I have other question, the C870 installation guide also says that the Device memory BW is 76.8 GB/s. I am wondering, how this value is calculated or found?
The C870 nominally has the ability to process a multiply-add and a multiply instruction at the same time, giving 3 floating point operations per clock, instead of two. After they were released, it was found that a scheduling limitation meant that the dual-issue MUL was very unlikely to occur, so in practice the peak is more like what you calculated.
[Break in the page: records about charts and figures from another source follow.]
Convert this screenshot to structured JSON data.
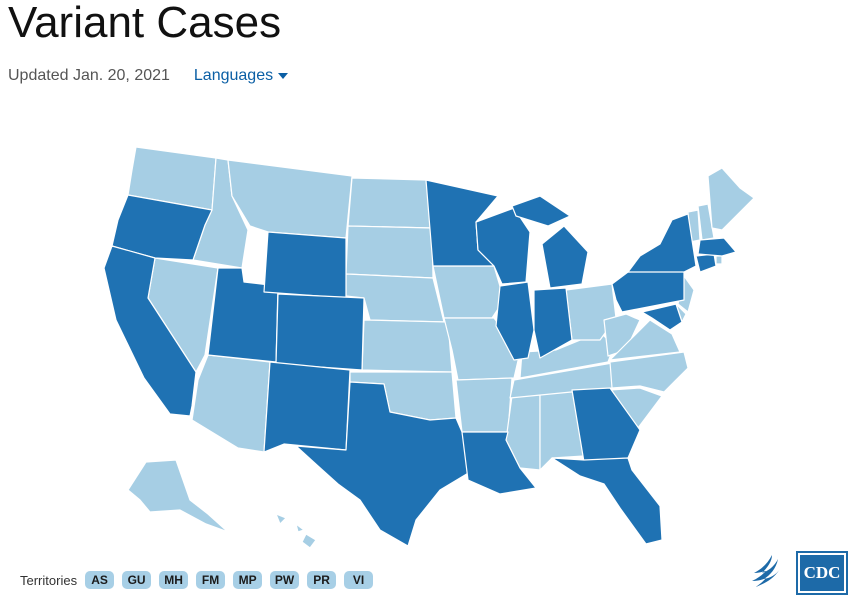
{
  "title": "Variant Cases",
  "updated": "Updated Jan. 20, 2021",
  "languages_label": "Languages",
  "territories_label": "Territories",
  "territories": [
    "AS",
    "GU",
    "MH",
    "FM",
    "MP",
    "PW",
    "PR",
    "VI"
  ],
  "colors": {
    "reported": "#1f72b3",
    "none": "#a6cee4",
    "border": "#ffffff",
    "link": "#0b5fa5"
  },
  "states_with_cases": [
    "WA?no",
    "OR",
    "CA",
    "UT",
    "WY",
    "CO",
    "NM",
    "TX",
    "MN",
    "WI",
    "IL",
    "IN",
    "MI",
    "GA",
    "FL",
    "LA",
    "PA",
    "NY",
    "CT",
    "MA",
    "MD"
  ],
  "logo_text": "CDC"
}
The GT200 series fixes this problem and is apparently able to dual issue the MUL with greater probability, if it is available in the instruction stream.
The memory bandwidth is computed by [memory clock] * [memory bus width in bits / 8] * 2 (for DDR) = 800 MHz * (384/8) bytes * 2 = 76.8 GB/sec.
I have another question about the host to device bandwidth measurement. After running an example (BW test) inside CUDA SDK in my system (Intel core 2 quad 2.66 GHz with Tesla C870), I found that H-to-D bandwidth for my system is 1.5 GB/s. Is there any way to measure the theoretical peak H-to-D bandwidth for this kind of system?
Since the C870 is a PCI-Express 1.0 device, the theoretical maximum is 4 GB/sec in either direction. However, most motherboards fall short of this. (And there can be a surprising amount of variation between motherboard models.)
In addition, there is a large difference between normal memory transfers and “pinned memory” transfers. You should also run the bandwidth test with --memory=pinned, as that will get you closest to the theoretical bandwidth limit. You will probably see 2.5-3 GB/sec with that option.